Deposition of iron and beta-amyloid plaques is associated with cortical cellular damage in rabbits fed with long-term cholesterol-enriched diets.

Hypercholesterolemia is a potential trigger of Alzheimer's disease, and is thought to increase brain levels of beta-amyloid (Abeta) and iron. However, animal models to address the mechanisms by which Abeta and iron accumulation may cause neuronal damage are poorly defined. To address this question, we fed adult rabbits a 1% cholesterol-enriched diet for 7 months. This diet was associated with increased regional deposition of both iron and Abeta peptide in the brain. Iron preferentially accumulated around Abeta plaques in the adjacent cortex, but was not found in the hippocampus.

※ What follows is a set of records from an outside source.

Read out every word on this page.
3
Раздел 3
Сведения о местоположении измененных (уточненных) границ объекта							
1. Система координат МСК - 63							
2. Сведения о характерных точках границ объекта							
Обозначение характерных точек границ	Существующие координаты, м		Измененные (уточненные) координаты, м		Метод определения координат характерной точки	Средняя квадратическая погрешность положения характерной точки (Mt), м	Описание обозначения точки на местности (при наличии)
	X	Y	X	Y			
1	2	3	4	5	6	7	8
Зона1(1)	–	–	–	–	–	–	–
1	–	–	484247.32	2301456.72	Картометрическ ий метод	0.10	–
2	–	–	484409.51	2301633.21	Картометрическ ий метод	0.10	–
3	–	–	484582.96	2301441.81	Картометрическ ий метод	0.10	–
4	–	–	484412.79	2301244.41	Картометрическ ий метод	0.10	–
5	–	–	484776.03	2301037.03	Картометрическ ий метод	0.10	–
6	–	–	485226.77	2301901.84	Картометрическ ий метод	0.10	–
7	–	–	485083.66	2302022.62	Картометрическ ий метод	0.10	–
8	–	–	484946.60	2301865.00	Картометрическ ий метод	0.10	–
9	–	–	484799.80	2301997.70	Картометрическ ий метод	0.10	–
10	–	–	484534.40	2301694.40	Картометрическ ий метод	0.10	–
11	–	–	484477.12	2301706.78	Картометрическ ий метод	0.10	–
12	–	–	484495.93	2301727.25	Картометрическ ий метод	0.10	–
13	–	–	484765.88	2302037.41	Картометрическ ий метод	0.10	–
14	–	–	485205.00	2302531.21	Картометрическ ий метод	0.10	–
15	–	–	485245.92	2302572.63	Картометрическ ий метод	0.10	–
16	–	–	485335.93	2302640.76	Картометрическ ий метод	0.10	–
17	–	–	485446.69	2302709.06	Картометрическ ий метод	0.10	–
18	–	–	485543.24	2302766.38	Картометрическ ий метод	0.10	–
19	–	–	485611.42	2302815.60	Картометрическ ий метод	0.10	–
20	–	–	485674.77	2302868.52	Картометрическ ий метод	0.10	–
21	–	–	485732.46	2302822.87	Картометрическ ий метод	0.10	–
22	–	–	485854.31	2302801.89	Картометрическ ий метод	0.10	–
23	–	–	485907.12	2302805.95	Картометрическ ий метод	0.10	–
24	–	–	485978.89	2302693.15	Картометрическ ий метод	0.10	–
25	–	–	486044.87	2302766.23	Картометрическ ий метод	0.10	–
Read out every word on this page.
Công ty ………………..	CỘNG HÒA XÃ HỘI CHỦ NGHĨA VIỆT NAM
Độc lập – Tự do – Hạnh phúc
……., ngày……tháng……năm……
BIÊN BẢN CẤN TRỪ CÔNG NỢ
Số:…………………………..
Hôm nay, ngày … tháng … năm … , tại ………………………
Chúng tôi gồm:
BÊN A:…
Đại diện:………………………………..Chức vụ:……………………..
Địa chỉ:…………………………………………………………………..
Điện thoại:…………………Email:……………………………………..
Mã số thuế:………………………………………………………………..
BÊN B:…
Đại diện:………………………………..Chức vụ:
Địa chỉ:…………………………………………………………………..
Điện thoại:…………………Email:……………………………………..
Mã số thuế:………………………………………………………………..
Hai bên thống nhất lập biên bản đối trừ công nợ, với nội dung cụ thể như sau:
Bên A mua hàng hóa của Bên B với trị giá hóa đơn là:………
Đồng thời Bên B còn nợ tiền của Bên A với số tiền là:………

Co-localization of iron and Abeta was accompanied by apoptosis, DNA damage, blood-brain barrier (BBB) disruption, as well as dysregulation in the level of the iron-regulatory proteins, ferritin and heme-oxygenase-1. We further demonstrate that the cholesterol diet-induced apoptosis is mediated by the activation of the endoplasmic reticulum stress pathway, involving the down-regulation of the endoplasmic reticulum chaperones, calreticulin, grp78 and grp94, and the activation of the growth and arrest DNA damage protein, gadd153. Our results suggest that BBB damage and disturbances in iron metabolism may render the cortex more vulnerable than the hippocampus to the cholesterol-induced cellular stress.